Add the following contents:

                            yaml
                            
                        
services:
  traefik:
    image: traefik:latest
    container_name: traefik
    restart: unless-stopped
    environment:
      DOCKER_API_VERSION: "1.44"
    command:
      - "--providers.docker=true"
      - "--providers.docker.exposedbydefault=false"
      - "--providers.docker.network=traefik-public"
      - "--entrypoints.web.address=:80"
      - "--entrypoints.websecure.address=:443"
      - "--entrypoints.web.http.redirections.entrypoint.to=websecure"
      - "--entrypoints.web.http.redirections.entrypoint.scheme=https"
      - "--certificatesresolvers.le.acme.httpchallenge=true"
      - "--certificatesresolvers.le.acme.httpchallenge.entrypoint=web"
      - "--certificatesresolvers.le.acme.email=${LETSENCRYPT_EMAIL}"
      - "--certificatesresolvers.le.acme.storage=/letsencrypt/acme.json"
    ports:
      - "80:80"
      - "443:443"
    volumes:
      - /var/run/docker.sock:/var/run/docker.sock:ro
      - ./letsencrypt:/letsencrypt

  dns-server:
    image: technitium/dns-server:latest
    container_name: dns-server
    restart: unless-stopped
    environment:
      - TZ=UTC
      - DNS_SERVER_DOMAIN=${DOMAIN}
    ports:
      - "53:53/udp"
      - "53:53/tcp"
    volumes:
      - ./config:/etc/dns
    labels:
      - "traefik.enable=true"
      - "traefik.http.routers.dns.rule=Host(`${DOMAIN}`)"
      - "traefik.http.routers.dns.entrypoints=websecure"
      - "traefik.http.routers.dns.tls=true"
      - "traefik.http.routers.dns.tls.certresolver=le"
      - "traefik.http.services.dns.loadbalancer.server.port=5380"

Save and close the file.

This Docker Compose configuration deploys Technitium DNS Server behind Traefik, providing secure HTTPS access to the administrative panel while exposing DNS ports directly for network-wide DNS resolution. Each service plays a specific role in the deployment:

dns-server service (Technitium DNS Server)

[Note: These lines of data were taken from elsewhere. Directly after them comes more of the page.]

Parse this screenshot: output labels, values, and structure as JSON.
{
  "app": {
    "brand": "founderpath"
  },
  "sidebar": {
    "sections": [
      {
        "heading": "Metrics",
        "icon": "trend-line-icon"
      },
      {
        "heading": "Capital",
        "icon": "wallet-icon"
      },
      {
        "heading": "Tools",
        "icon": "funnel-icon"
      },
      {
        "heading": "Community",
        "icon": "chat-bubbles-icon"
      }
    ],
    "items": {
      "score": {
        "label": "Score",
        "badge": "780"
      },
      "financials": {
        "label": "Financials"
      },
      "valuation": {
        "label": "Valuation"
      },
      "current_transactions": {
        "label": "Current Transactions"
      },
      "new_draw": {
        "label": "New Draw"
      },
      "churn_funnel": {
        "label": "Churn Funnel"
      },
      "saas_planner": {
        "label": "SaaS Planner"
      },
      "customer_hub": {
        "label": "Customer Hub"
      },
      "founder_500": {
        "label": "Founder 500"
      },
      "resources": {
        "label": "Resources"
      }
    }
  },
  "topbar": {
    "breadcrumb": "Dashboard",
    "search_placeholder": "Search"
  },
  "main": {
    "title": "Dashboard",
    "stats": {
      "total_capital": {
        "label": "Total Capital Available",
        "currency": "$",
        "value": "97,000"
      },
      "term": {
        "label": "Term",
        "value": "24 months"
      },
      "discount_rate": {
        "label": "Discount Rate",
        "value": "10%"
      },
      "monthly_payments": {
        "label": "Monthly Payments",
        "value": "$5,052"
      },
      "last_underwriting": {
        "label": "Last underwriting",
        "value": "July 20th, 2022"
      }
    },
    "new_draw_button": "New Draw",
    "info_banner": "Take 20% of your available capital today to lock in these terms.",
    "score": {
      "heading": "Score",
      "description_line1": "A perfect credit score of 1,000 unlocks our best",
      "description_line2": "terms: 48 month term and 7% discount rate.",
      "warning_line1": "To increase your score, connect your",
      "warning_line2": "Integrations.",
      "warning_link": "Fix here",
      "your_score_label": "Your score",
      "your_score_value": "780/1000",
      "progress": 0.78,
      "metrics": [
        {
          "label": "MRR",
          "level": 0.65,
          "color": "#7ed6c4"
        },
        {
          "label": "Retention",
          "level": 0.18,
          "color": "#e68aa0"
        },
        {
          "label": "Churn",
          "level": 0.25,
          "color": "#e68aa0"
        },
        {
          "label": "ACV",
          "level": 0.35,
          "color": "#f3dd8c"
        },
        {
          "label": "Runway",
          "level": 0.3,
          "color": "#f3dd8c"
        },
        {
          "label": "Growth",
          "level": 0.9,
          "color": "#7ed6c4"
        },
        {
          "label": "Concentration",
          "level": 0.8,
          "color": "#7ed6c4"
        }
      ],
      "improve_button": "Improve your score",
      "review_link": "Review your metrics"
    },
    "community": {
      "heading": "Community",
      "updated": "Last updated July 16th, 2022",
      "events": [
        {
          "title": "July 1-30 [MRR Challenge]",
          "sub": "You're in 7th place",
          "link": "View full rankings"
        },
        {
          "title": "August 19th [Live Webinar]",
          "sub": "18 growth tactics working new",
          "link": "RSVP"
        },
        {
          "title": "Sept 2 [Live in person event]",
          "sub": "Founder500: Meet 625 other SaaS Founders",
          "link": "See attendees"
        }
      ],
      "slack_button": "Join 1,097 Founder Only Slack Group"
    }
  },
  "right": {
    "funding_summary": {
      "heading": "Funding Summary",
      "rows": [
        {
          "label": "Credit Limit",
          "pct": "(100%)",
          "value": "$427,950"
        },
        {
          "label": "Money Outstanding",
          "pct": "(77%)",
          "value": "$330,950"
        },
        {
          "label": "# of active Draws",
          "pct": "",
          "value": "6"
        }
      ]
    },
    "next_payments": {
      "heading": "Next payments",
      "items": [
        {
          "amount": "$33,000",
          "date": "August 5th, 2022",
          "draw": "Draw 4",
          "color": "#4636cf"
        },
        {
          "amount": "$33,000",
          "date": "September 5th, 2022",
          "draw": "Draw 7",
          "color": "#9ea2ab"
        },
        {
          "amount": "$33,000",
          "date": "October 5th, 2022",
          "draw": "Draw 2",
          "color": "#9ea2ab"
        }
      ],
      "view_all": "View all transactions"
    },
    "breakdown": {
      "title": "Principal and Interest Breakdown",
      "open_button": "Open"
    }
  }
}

Runs the container using the official technitium/dns-server image.
Exposes ports 53/udp and 53/tcp so local devices can use this server for regular DNS queries.
Stores persistent configuration in the ./config directory, preserving DNS zones and settings across restarts.
Includes Traefik labels that route HTTPS traffic for your domain (${DOMAIN}) to Technitium’s web management interface running internally on port 5380.
Uses environment variables to configure the server domain and timezone.

traefik service

Acts as a reverse proxy and handles all incoming web traffic on ports 80 and 443.
Automatically provisions and renews SSL certificates using Let’s Encrypt.
Enforces HTTP→HTTPS redirection and forwards secure web requests to Technitium’s admin dashboard.
Stores ACME certificate files inside the ./letsencrypt directory.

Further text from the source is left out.